Just to help with the question about .22's on state ground. The answer is on page 35 of the 2008 regulations. {It is unlawful for any person to use or hunt with a rifle,pistol or revolver from october 15th through january 1st during the daylight hours on any land owned or administered by the ODNR except when at a target range,squirrel hunting or deer hunting with a muzzle loading rifle}.


----------



## flthednut (Feb 17, 2007)

Got to love that word, " EXCEPT "


----------



## Mad-Eye Moody (May 27, 2008)

Been a long time since I squirrel hunted, but am thinking of trying it tommorow. The biggest reason I stopped is that they are darn near impossible to skin. Anyone have any tips?


----------



## noboatdave (May 5, 2004)




----------



## flthednut (Feb 17, 2007)

Hey, I got my limit Monday morning just like I thought I would. They were hitting those hickory trees hard. Was out of there by 9AM. 

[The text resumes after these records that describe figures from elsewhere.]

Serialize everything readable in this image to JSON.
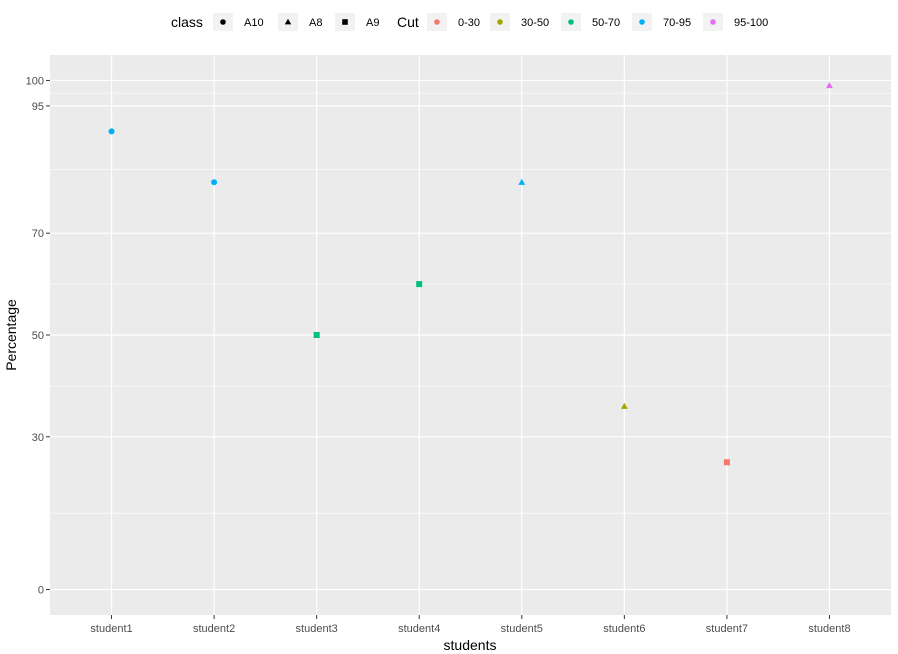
{
  "chart_data": {
    "type": "scatter",
    "title": "",
    "xlabel": "students",
    "ylabel": "Percentage",
    "categories": [
      "student1",
      "student2",
      "student3",
      "student4",
      "student5",
      "student6",
      "student7",
      "student8"
    ],
    "ylim": [
      -5,
      105
    ],
    "yticks": [
      0,
      30,
      50,
      70,
      95,
      100
    ],
    "grid": true,
    "legend_position": "top",
    "points": [
      {
        "x": "student1",
        "y": 90,
        "class": "A10",
        "cut": "70-95"
      },
      {
        "x": "student2",
        "y": 80,
        "class": "A10",
        "cut": "70-95"
      },
      {
        "x": "student3",
        "y": 50,
        "class": "A9",
        "cut": "50-70"
      },
      {
        "x": "student4",
        "y": 60,
        "class": "A9",
        "cut": "50-70"
      },
      {
        "x": "student5",
        "y": 80,
        "class": "A8",
        "cut": "70-95"
      },
      {
        "x": "student6",
        "y": 36,
        "class": "A8",
        "cut": "30-50"
      },
      {
        "x": "student7",
        "y": 25,
        "class": "A9",
        "cut": "0-30"
      },
      {
        "x": "student8",
        "y": 99,
        "class": "A8",
        "cut": "95-100"
      }
    ],
    "legends": {
      "shape": {
        "title": "class",
        "items": [
          {
            "label": "A10",
            "shape": "circle"
          },
          {
            "label": "A8",
            "shape": "triangle"
          },
          {
            "label": "A9",
            "shape": "square"
          }
        ]
      },
      "color": {
        "title": "Cut",
        "items": [
          {
            "label": "0-30",
            "color": "#F8766D"
          },
          {
            "label": "30-50",
            "color": "#A3A500"
          },
          {
            "label": "50-70",
            "color": "#00BF7D"
          },
          {
            "label": "70-95",
            "color": "#00B0F6"
          },
          {
            "label": "95-100",
            "color": "#E76BF3"
          }
        ]
      }
    },
    "colors": {
      "panel_bg": "#EBEBEB",
      "grid": "#FFFFFF",
      "legend_key_bg": "#F2F2F2"
    }
  }
}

That Mr. Squacks method of skinning squirrels works great, Me and the fellows I hunt with have been doing it that way for the best part of 40 years.....


----------



## dwmikemx (Mar 22, 2008)

O Kay. Please help me out here.
I tried Mr Squacks method tonight on 4 fox squirrels that I shot today. 
I pulled 2 completely in two, pulled the tail off of one and one worked good.
what a mess I had. I was starting the cut under the tail just above the butt hole. What am I doing wrong????


----------



## Bassy (Apr 9, 2004)

it takes a few squirrels to get the hang of it, just keep watching mr squacks video each time before you go hunting, thats what I did and Im getting better at it,...............bassy


----------



## flthednut (Feb 17, 2007)

Yes it takes some practice and I can understand that if you have never seen it done by someone who knows how in person ( not a video ) how it can give you fits. Once you learn how this is done I know your going to like it. Hey I've been skinning these squirrels like this almost 40 years and I still get the occassional one that won't pull out right. It happens..... It's got a lot to do with the way the cut at the tail and the little flap of hide that has to be made on that back area. Then you get your foot in tight to the back and tramp down on the tail. Holding the back legs and getting ready to pull, you want to pull upward with a bit of a wiggle kinda like pulling on a sock with a left, right, left, right motion. This works best with headshot squirrels. If you body shoot them with a .22 LR, .22 mag, or one of the .17 cal. you can rip them in half very easily and, yep what a mess you will have. I hope this helps out some. I wish I could show you in person just how simple it really is.


----------



## 10bender24 (Nov 8, 2005)

I'll use Mr. Squacks method and my trick is that I skin them as soon as I shoot them.It is easier when they are warm,then put them into a bag and dress later.


----------